Reddit RSS feeds (old.reddit.com/r/*/top/.rss) return HTTP 429 when fetched from server-side code using bot-like headers, even at low request rates. The same URLs work fine from a browser. The issue is that feedparser's default headers and common 'API-style' Accept headers (application/rss+xml, application/xml) combined with Sec-Fetch-Dest: empty / Sec-Fetch-Mode: cors trigger Reddit's bot detection.

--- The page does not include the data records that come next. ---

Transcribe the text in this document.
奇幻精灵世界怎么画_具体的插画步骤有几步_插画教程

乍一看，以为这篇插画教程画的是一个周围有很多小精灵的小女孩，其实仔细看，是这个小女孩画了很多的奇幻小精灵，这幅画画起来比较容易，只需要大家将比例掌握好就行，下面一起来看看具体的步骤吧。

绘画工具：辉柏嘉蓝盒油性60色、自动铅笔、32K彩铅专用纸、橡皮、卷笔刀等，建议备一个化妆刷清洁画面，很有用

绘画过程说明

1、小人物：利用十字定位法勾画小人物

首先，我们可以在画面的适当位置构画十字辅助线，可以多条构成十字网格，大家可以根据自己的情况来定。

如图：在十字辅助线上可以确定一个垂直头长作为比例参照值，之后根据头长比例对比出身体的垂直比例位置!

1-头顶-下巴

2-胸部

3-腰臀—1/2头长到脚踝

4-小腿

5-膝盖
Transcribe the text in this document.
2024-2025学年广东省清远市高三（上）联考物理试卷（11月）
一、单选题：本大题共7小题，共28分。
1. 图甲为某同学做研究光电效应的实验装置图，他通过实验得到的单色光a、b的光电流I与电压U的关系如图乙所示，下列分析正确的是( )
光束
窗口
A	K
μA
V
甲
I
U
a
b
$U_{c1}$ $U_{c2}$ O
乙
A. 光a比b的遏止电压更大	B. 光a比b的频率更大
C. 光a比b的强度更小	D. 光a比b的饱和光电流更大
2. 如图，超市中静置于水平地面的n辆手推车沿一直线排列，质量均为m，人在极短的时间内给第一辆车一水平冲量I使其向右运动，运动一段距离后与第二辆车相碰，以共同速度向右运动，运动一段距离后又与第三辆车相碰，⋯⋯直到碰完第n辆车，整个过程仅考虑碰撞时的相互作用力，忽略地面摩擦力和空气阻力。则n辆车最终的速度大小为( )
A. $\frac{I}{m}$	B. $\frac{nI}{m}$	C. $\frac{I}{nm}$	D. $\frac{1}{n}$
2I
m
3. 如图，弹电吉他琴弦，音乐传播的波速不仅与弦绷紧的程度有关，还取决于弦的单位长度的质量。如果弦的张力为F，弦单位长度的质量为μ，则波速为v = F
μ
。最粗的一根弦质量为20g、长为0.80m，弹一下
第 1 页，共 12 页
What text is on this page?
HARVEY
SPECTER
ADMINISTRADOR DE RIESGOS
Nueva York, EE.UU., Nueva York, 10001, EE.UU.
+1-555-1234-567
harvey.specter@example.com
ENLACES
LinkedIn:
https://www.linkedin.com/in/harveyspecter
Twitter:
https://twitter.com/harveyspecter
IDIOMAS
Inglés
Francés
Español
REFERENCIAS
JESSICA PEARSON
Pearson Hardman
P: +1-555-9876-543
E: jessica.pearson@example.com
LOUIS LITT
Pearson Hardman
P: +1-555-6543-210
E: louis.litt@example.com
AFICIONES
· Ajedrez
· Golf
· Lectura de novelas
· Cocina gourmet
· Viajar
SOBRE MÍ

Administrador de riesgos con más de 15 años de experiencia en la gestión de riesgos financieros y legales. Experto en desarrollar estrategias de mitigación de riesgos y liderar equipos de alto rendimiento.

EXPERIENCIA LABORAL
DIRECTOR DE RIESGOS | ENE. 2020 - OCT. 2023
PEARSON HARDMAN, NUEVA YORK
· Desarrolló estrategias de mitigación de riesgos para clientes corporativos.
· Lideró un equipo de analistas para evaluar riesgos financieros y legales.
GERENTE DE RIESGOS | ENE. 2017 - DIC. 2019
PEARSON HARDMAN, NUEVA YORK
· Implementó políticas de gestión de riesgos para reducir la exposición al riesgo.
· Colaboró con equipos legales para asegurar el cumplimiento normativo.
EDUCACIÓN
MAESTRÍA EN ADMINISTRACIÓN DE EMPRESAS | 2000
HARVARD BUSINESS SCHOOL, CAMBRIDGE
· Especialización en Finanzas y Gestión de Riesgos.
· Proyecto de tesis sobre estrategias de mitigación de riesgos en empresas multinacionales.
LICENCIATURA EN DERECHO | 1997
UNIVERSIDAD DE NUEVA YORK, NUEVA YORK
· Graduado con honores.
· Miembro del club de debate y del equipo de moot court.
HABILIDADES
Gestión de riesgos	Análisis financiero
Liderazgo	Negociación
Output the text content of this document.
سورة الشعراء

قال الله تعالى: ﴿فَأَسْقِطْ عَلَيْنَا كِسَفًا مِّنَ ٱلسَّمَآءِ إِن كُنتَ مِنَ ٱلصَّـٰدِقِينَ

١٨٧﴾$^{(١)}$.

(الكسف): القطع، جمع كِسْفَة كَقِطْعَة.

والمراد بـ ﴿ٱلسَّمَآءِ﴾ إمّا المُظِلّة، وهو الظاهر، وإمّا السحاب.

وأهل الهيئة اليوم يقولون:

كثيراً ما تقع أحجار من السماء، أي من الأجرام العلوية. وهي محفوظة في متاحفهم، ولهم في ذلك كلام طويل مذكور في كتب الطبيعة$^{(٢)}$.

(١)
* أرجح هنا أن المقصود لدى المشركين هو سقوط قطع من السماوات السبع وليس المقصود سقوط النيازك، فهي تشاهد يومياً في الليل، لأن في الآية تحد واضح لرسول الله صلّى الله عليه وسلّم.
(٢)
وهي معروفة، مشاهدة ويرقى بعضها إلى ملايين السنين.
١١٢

Scraping multiple subreddits sequentially compounds the problem — after 2-3 successful fetches, remaining subs get 429'd.
Two fixes needed:
# BAD - looks like an API call
'Accept': 'application/rss+xml, application/xml, text/xml'
'Sec-Fetch-Dest': 'empty'
'Sec-Fetch-Mode': 'cors'To:
# GOOD - looks like a browser navigation
'Accept': 'text/html,application/xhtml+xml,application/xml;q=0.9,*/*;q=0.8'
'Sec-Fetch-Dest': 'document'
'Sec-Fetch-Mode': 'navigate'
'Sec-Fetch-Site': 'none'
'Sec-Fetch-User': '?1'
'Upgrade-Insecure-Requests': '1'
'User-Agent': 'Mozilla/5.0 (Macintosh; Intel Mac OS X 10_15_7) AppleWebKit/537.36 ...'feedparser accepts request_headers parameter: feedparser.parse(url, request_headers=headers).
random.shuffle(sources) before iterating, and time.sleep(2) between consecutive same-domain sources. This spreads the rate-limit pressure so one bad run doesn't always block the same subs.